What would be great is a test to determine whether you’re someone walking around with this essentially symptomless chronic inflammation. Armed with that info, you could better weigh up whether, in your case, the likely benefits of aspirin outweigh the risks.
In the ballpark is a test for C-reactive protein, a molecule produced by your liver in response to inflammatory signals. When you’re bedridden with flu, your levels of CRP can increase 10-fold. People with very low CRP readings (less than 0.5mg/L) almost never have heart attacks – to some extent regardless of traditional risk factors. On the other hand, high CRP (more than 3.0mg/L) puts you at high risk of feeling the proverbial elephant on the chest.
Would it be crazy to use CRP to screen for inflammation. “It’s not at all crazy,” says Professor John Zalcberg, chief medical officer, cancer medicine, at the Peter MacCallum Cancer Centre in Australia. But it’s not straightforward, either. “What will happen if we start doing CRPs? You’ll get lots of people with elevated readings.” Now some of those people might be predisposed to getting cancer in 10 years – in which case the reading’s a flashing light, explains Zalcberg. But for others, it will mean nothing so sinister. They might just have a virus that’ll clear up by the end of the week. As things stand, argues Zalcberg, doctors would be guessing at the meaning of an elevated reading. And doctors don’t like guessing; they much prefer knowing.
Likewise, science isn’t much good at predicting whether you’re more likely than the next bloke to suffer an aspirin-induced bleed. Except if you have a history of gastric ulcer or aneurysm, or you’re already on another blood-thinning medication, there’s no reason to suspect you’re going to bleed catastrophically as a result of taking aspirin. And yet a small fraction of people with no known risk factors do just that.
Something else that could help clear the fog is a thumping great randomised trial, where a group of thousands of healthy young men take a daily dose of the drug, while another matching group take a placebo. Researchers would follow both groups into geezer-hood to monitor their respective cancer rates.
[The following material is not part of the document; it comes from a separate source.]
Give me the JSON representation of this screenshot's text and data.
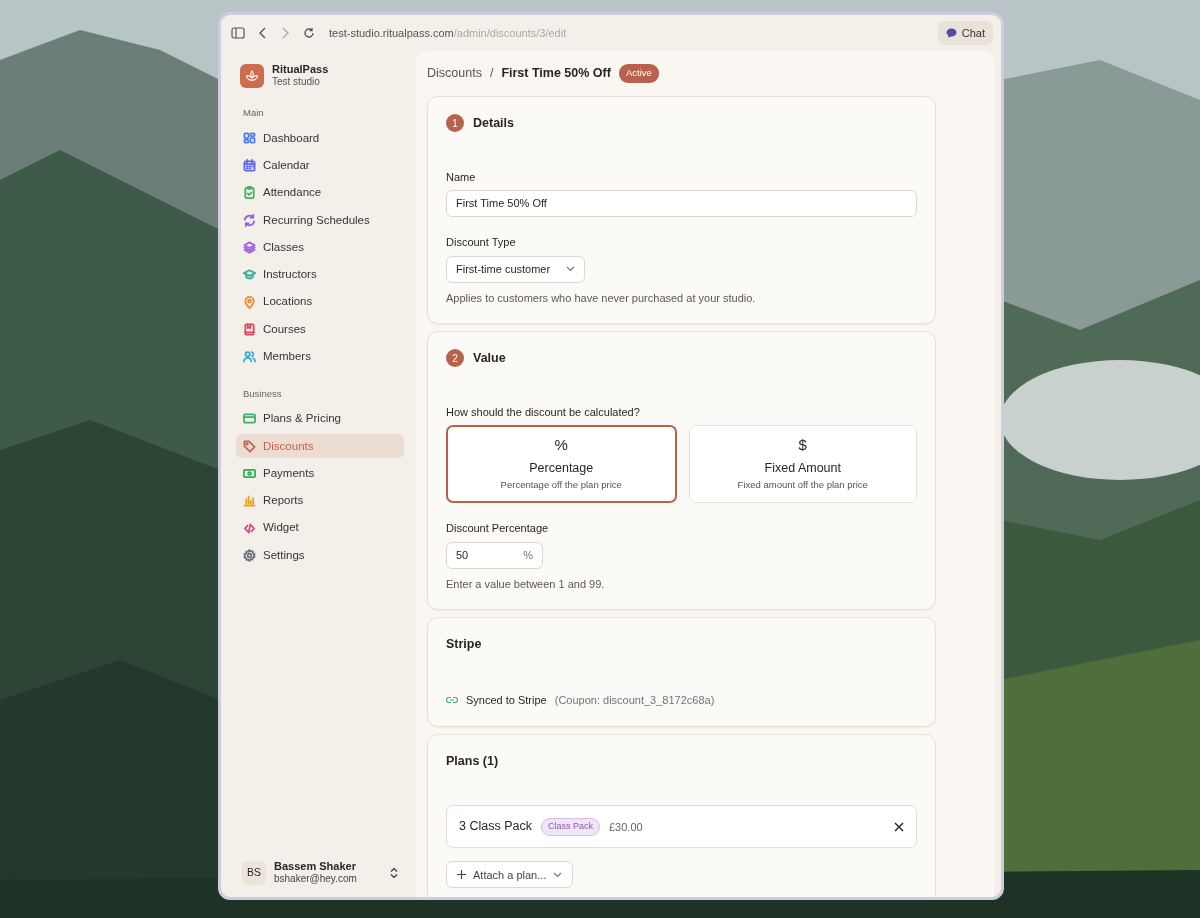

But such a trial may never happen. Aside from the question of who’d fund it, it would be all but impossible to find enough people who never take aspirin for any purpose to make the trial work.
THE BOTTOM LINE
Back to the key question. Once you’re in your thirties, should you be taking 75mg of aspirin every day? Here’s the final word from the experts.
Clarke: “I think there’s enough evidence now to say that unless you’ve got some bleeding problem or a gastric ulcer, you could probably take aspirin in a beneficial fashion both as a cancer preventative and a cardiac preventative.”
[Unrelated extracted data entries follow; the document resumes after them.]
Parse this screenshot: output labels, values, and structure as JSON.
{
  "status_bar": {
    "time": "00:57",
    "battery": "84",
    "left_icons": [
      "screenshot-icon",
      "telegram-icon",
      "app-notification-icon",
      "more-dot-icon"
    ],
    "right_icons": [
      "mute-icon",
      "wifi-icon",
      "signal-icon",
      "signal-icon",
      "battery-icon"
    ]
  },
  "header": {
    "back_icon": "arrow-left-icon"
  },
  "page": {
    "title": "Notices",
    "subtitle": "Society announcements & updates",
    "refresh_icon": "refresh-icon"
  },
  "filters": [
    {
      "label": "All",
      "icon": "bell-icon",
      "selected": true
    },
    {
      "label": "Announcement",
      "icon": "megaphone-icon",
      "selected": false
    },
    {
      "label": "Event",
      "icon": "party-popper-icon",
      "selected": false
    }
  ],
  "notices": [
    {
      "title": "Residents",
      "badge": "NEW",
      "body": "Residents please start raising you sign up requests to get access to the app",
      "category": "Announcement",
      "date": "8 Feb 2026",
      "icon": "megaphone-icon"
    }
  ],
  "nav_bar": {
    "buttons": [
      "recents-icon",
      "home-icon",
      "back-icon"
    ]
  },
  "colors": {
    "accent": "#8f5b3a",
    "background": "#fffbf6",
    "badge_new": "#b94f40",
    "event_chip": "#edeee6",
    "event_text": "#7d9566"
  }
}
Zalcberg: “If you’re 35 today, by the time we figure this out you’ll be 105. So if you have a family history of cancer and that’s what you want to do, I certainly wouldn’t be trying to dissuade you.”
Olver: “I wouldn’t call you a mug for doing it, but I’d say you’re going beyond where the literature says you can go, and there are some risks involved. But do you have to have all the data before you make a decision? Sometimes you don’t.”
Whatever you decide, remember to stay focused on the basics that deliver results without attendant risks: maintaining a healthy weight, not smoking, not drinking to excess and avoiding sunburn.
With cancer, peace of mind comes not from kidding yourself you can be cancer-proof. It comes from taking all reasonable, precautionary steps, while getting on with living.